A retrospective cohort study of economic outcomes and adherence to monotherapy with metformin, pioglitazone, or a sulfonylurea among patients with type 2 diabetes mellitus in the United States from 2003 to 2005.Clin Ther. 2010 Jul; 32(7):1308-19.CT
The aims of this study were to compare all-cause total health care costs and diabetes mellitus (DM)-specific health care costs between patients who were adherent or nonadherent to monotherapy with metformin, pioglitazone, or a sulfonylurea and to examine whether cost differences varied among patients using these oral antidiabetic drugs.
This was a retrospective cohort study using data from the MEDSTAT MarketScan Research Databases. Patients aged 18 to 90 years who were continuously insured between 2003 and 2005 and had > or =2 outpatient claims or > or =1 inpatient claim with a diagnosis of DM (International Classification of Diseases, Ninth Revision, Clinical Modification code 250.xx) in 2003 were eligible for the study. To be part of the final sample, patients had to fill > or =2 prescriptions for metformin, pioglitazone, or a sulfonylurea during 2003, including > or =1 prescription during the last 3 months of the year. Patients were not eligible if they were taking polytherapy or a combination drug. All eligible patients were followed in 2004 and 2005. Adherence was calculated for each year using a medication possession ratio, and was dichotomized at > or =80% as either adherent or nonadherent. Annual all-cause health care costs and diabetes-specific costs were estimated using generalized linear models, adjusting for demographic characteristics, insurance, and comorbid conditions.
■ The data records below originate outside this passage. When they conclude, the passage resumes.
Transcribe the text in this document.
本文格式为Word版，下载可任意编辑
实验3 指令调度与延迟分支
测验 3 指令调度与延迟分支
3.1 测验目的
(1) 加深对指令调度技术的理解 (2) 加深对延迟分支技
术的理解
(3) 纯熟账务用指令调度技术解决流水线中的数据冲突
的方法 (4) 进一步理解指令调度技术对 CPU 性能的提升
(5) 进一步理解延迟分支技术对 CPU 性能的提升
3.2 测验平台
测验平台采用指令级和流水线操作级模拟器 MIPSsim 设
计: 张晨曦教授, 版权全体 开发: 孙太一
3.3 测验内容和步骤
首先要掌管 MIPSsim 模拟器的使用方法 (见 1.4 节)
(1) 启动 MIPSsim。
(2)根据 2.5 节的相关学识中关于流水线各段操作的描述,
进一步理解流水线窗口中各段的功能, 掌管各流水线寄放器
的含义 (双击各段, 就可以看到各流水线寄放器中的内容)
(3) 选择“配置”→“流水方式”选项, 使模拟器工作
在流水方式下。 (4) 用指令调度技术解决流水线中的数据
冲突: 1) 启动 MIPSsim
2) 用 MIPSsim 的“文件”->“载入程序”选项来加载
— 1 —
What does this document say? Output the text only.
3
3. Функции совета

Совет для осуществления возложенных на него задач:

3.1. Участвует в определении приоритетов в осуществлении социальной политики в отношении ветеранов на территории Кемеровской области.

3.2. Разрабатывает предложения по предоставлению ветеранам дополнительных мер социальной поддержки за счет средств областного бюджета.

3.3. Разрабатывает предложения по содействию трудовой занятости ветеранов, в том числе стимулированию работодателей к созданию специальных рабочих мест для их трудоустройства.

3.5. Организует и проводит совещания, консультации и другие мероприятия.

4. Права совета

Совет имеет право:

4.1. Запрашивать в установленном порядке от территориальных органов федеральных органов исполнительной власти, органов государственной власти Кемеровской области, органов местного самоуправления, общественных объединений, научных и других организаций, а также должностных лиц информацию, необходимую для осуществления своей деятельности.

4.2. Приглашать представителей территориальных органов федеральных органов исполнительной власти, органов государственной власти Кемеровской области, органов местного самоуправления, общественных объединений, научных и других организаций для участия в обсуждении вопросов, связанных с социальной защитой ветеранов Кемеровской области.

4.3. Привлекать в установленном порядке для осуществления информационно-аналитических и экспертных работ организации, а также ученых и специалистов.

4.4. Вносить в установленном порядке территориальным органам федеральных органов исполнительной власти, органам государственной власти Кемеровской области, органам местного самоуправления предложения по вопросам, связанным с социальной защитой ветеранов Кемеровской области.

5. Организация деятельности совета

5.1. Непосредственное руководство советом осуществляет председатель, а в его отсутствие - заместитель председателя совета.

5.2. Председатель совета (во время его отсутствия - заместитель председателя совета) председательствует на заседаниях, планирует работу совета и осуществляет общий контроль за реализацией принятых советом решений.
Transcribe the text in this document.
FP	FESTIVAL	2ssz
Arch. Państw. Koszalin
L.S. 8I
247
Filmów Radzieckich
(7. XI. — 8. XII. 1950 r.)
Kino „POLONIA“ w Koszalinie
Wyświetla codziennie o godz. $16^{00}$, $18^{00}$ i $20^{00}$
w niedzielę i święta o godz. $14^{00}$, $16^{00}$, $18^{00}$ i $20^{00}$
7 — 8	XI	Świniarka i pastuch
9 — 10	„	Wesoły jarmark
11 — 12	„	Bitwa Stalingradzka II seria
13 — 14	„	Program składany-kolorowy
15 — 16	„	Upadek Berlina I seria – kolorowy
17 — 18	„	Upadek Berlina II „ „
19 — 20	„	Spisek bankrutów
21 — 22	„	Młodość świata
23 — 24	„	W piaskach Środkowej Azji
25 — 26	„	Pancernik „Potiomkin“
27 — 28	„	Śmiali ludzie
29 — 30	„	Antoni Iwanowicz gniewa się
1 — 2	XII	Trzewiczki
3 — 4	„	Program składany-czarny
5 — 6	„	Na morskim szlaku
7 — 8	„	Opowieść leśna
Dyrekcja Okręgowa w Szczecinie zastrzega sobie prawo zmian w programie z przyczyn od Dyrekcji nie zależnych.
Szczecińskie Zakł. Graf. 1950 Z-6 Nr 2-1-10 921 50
A total of 108,592 patients who met the inclusion criteria were identified. Their mean age was 63 years; 49.8% (54,037/108,592) were women. More pioglitazone users resided in the north-central or south regions (81.3% [9364/11,520]) compared with metformin (62.4% [32,550/52,156]) or sulfonylurea (62.6% [28,105/44,916]) users (P < 0.001). Mean comorbidity scores were higher in the sulfonylurea (1.78) and pioglitazone (1.69) group than in the metformin group (1.45) (P < 0.001). Mean adherence ranged from 61.3% to 73.8% during the 2 years of follow-up. After adjustment, all-cause health care costs were $12,412 annually among adherent patients and $13,258 among nonadherent patients (difference, $846 [95% CI, $747 to $945]). Diabetes-related health care costs were $2230 annually among adherent patients and $2284 among nonadherent patients (difference, $55 [95% CI, $33 to $77]). In specific monotherapy groups, adjusted annual all-cause health care costs were $336 higher (95% CI, $216 to $456) for nonadherent metformin users, $1140 higher (95% CI, $793 to $1486) for nonadherent pioglitazone users, and $1509 higher (95% CI, $1339 to $1679) for nonadherent sulfonylurea users compared with adherent users. Compared with metformin users, sulfonylurea and pioglitazone users had greater adherence-related differences in all-cause health care costs (P < 0.05). There was no significant difference in diabetes-specific total costs between nonadherent and adherent patients taking metformin (difference, $6; 95% CI, -$31 to $20). Patients who were nonadherent to sulfonylureas had $271 higher (95% CI, $235 to $307) diabetes-specific costs per year than patients who were adherent to sulfonylureas. Patients who were nonadherent to pioglitazone had $433 lower (95% CI, -$516 to -$350) diabetes-specific costs per year than patients who were adherent to pioglitazone.
Adherence with metformin, pioglitazone, or a sulfonylurea was associated with overall cost reductions in the patients studied, but these cost reductions varied by monotherapy. Adherence to sulfonylureas or pioglitazone was associated with greater total cost reductions than was adherence to metformin. Health systems that commit resources to improving interventions may be able to achieve a return on investment if adherence to oral antidiabetic agents can be improved.